Arianna Huffington

My big idea is actually a very small idea -- but it's one that gives you access to the keys that will unlock the big ideas that will change our world.

Like many big ideas, my small one started with a bang. More like a thud, actually. That was the sound my face made when it hit the edge of my desk. It was April 2007. The night before, I had arrived home from the airport at midnight, after a week of taking my daughter on a tour of colleges. I had agreed to her request -- OK, it was more like a demand -- that there be no checking of my Blackberry during the days, which meant staying up very late during the night catching up on work. That particular morning, I had gotten up just after 5 a.m. to pre-tape a CNN show. I had been back at home for about an hour when I began to feel cold.

Next thing I knew, I was lying on the floor, bloodied. I had passed out from exhaustion and banged my head on the way down. The result was a broken cheekbone and five stitches under my eyebrow.

That's when I knew I needed to renew my estranged relationship with sleep. We had once been quite close. Sleep had been very important early in my career. But as time went by, responsibilities piled up and we had grown apart, taken each other for granted. Sometimes we'd go days and barely see each other. But when it comes to wake-up calls, few are as effective as the spilling of your own blood.

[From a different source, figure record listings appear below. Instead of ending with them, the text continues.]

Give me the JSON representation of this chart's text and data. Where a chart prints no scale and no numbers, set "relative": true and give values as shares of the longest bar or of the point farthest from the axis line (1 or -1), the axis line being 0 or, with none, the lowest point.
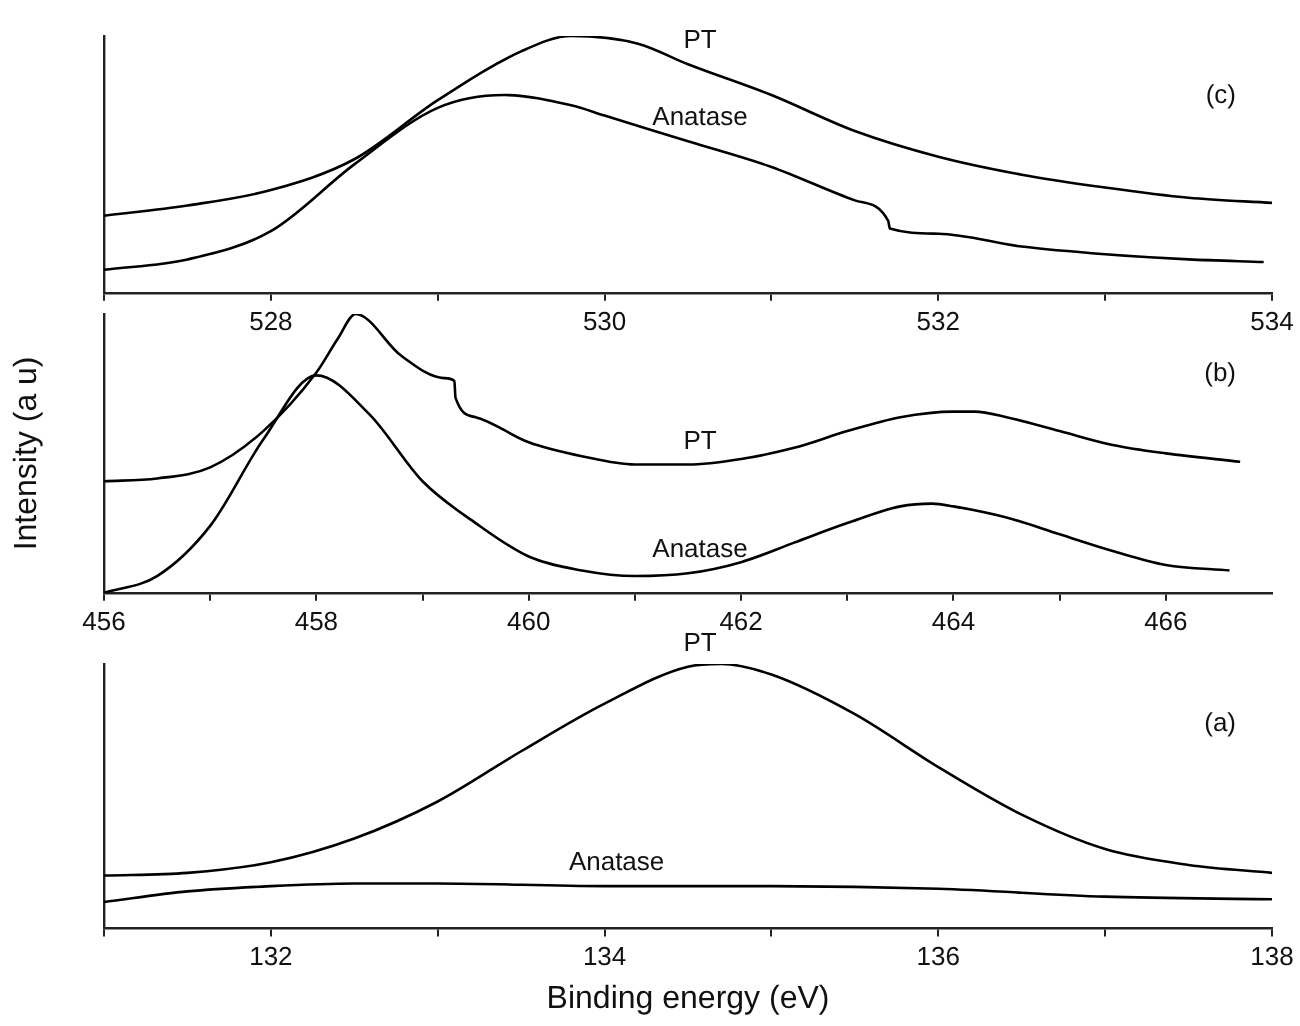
{
  "chart_data": [
    {
      "type": "line",
      "relative": true,
      "tick_labels": "x",
      "xlim": [
        527,
        534
      ],
      "xticks": [
        {
          "value": 527,
          "label": null
        },
        528,
        {
          "value": 529,
          "label": null
        },
        530,
        {
          "value": 531,
          "label": null
        },
        532,
        {
          "value": 533,
          "label": null
        },
        534
      ],
      "series": [
        {
          "name": "PT",
          "color": "#000000",
          "x": [
            527,
            527.5,
            528,
            528.5,
            529,
            529.5,
            529.8,
            530.2,
            530.5,
            531,
            531.5,
            532,
            532.5,
            533,
            533.5,
            534
          ],
          "values": [
            0.3,
            0.34,
            0.4,
            0.52,
            0.75,
            0.94,
            1,
            0.97,
            0.89,
            0.77,
            0.63,
            0.53,
            0.46,
            0.41,
            0.37,
            0.35
          ]
        },
        {
          "name": "Anatase",
          "color": "#000000",
          "x": [
            527,
            527.5,
            528,
            528.5,
            529,
            529.4,
            529.8,
            530,
            530.5,
            531,
            531.5,
            531.7,
            531.71,
            532,
            532.5,
            533,
            533.5,
            533.95
          ],
          "values": [
            0.09,
            0.13,
            0.24,
            0.5,
            0.72,
            0.77,
            0.73,
            0.69,
            0.59,
            0.49,
            0.36,
            0.28,
            0.25,
            0.23,
            0.18,
            0.15,
            0.13,
            0.12
          ]
        }
      ],
      "annotations": [
        "(c)"
      ]
    },
    {
      "type": "line",
      "relative": true,
      "tick_labels": "x",
      "ylabel": "Intensity (a u)",
      "xlim": [
        456,
        467
      ],
      "xticks": [
        456,
        {
          "value": 457,
          "label": null
        },
        458,
        {
          "value": 459,
          "label": null
        },
        460,
        {
          "value": 461,
          "label": null
        },
        462,
        {
          "value": 463,
          "label": null
        },
        464,
        {
          "value": 465,
          "label": null
        },
        466
      ],
      "series": [
        {
          "name": "PT",
          "color": "#000000",
          "x": [
            456,
            456.5,
            457,
            457.5,
            458,
            458.2,
            458.37,
            458.8,
            459.2,
            459.3,
            459.31,
            459.5,
            460,
            460.5,
            461,
            461.5,
            462,
            462.5,
            463,
            463.5,
            464,
            464.2,
            464.5,
            465,
            465.5,
            466,
            466.7
          ],
          "values": [
            0.4,
            0.41,
            0.45,
            0.58,
            0.79,
            0.91,
            1,
            0.85,
            0.77,
            0.76,
            0.7,
            0.63,
            0.54,
            0.49,
            0.46,
            0.46,
            0.48,
            0.52,
            0.58,
            0.63,
            0.65,
            0.65,
            0.63,
            0.58,
            0.53,
            0.5,
            0.47
          ]
        },
        {
          "name": "Anatase",
          "color": "#000000",
          "x": [
            456,
            456.5,
            457,
            457.5,
            458,
            458.5,
            459,
            459.5,
            460,
            460.5,
            461,
            461.5,
            462,
            462.5,
            463,
            463.5,
            463.8,
            464,
            464.5,
            465,
            465.5,
            466,
            466.6
          ],
          "values": [
            0,
            0.06,
            0.24,
            0.55,
            0.78,
            0.64,
            0.4,
            0.25,
            0.13,
            0.08,
            0.06,
            0.07,
            0.11,
            0.18,
            0.25,
            0.31,
            0.32,
            0.31,
            0.27,
            0.21,
            0.15,
            0.1,
            0.08
          ]
        }
      ],
      "annotations": [
        "(b)"
      ]
    },
    {
      "type": "line",
      "relative": true,
      "tick_labels": "x",
      "xlabel": "Binding energy (eV)",
      "xlim": [
        131,
        138
      ],
      "xticks": [
        {
          "value": 131,
          "label": null
        },
        132,
        {
          "value": 133,
          "label": null
        },
        134,
        {
          "value": 135,
          "label": null
        },
        136,
        {
          "value": 137,
          "label": null
        },
        138
      ],
      "series": [
        {
          "name": "PT",
          "color": "#000000",
          "x": [
            131,
            131.5,
            132,
            132.5,
            133,
            133.5,
            134,
            134.5,
            134.7,
            135,
            135.5,
            136,
            136.5,
            137,
            137.5,
            138
          ],
          "values": [
            0.2,
            0.21,
            0.25,
            0.34,
            0.48,
            0.67,
            0.85,
            0.99,
            1,
            0.96,
            0.81,
            0.61,
            0.43,
            0.3,
            0.24,
            0.21
          ]
        },
        {
          "name": "Anatase",
          "color": "#000000",
          "x": [
            131,
            131.5,
            132,
            132.5,
            133,
            134,
            135,
            136,
            137,
            138
          ],
          "values": [
            0.1,
            0.14,
            0.16,
            0.17,
            0.17,
            0.16,
            0.16,
            0.15,
            0.12,
            0.11
          ]
        }
      ],
      "annotations": [
        "(a)"
      ]
    }
  ]
}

So sleep was back in my life. I became obsessed with it. And the more I studied the issue -- and the more I saw how sleep deprived we've become as a nation -- the more I realized that sleep is, in fact, the next big feminist issue.

Women have, obviously, made great strides in all areas of society, especially the workplace. But our national delusion that the way to be ultraproductive is to cut back on sleep is particularly destructive for women.

On average, single working women and working mothers actually get an hour and a half less sleep than the seven-and-a-half-hour minimum the body needs to function.

Which, really, is no surprise. Just because women have added responsibilities in the workplace doesn't mean the division of labor at home has changed accordingly.

And in the macho, boys club atmosphere that dominates many offices, women too often feel they have to overcompensate by working harder, longer and later.

In fact, lack of sleep has become a sort of virility symbol. I had dinner recently with a guy who kept bragging that he had only gotten four hours of sleep the night before. I wanted to tell him -- but I didn't -- that our dinner would have been a lot more interesting if he had gotten five.

This has got to stop -- because the scientific research is in, and not getting enough sleep is not only not a sign of virility, it's bad for you in a million different ways. Including in the bedroom (nearly 25 percent of Americans say they have sex less often or have lost interest because they are too sleepy).

But even if you don't care about sex, lack of sleep leads to increased risk of high blood pressure, obesity, diabetes, weakened immune system, anxiety, depression and heart disease. Sleep deprivation is also involved in one of every six fatal car crashes. It is, literally, killing us.

And when it's not killing us, it's turning us into zombies. It's no coincidence, for example, that sleep deprivation is a key strategy of many cults. They force members to stay awake for extended periods because it degrades their decision-making ability and makes them more open to persuasion.

And it's not just decision-making that suffers, but also memory and creativity. Sleep deprivation severely affects relational memory, which is the brain's ability to combine and synthesize distinct facts. It's the sort of thinking that allows us to see the big picture and solve problems with creative and innovative breakthroughs.

But your brain just doesn't do it as well if you don't get enough sleep.

Bill Clinton, who used to famously get only five hours of sleep, once admitted, "Every important mistake I've made in my life, I've made because I was too tired."

You want more proof? Lack of sleep played a role in the Three Mile Island meltdown, the Exxon Valdez oil spill and the explosion of the Challenger space shuttle. And Amnesty International lists prolonged sleep deprivation as a form of torture.

At the moment, the world is facing multiple crises. Many brilliant leaders with extremely high IQs have made terrible decisions, both in government and in business. What's been missing is not IQ but wisdom -- and sleep is our ticket to wisdom.

Even more important than doing what's best for ourselves and our careers, the world is in desperate need of big ideas. And there are many, many of them locked inside of us. We just need to close our eyes to see them.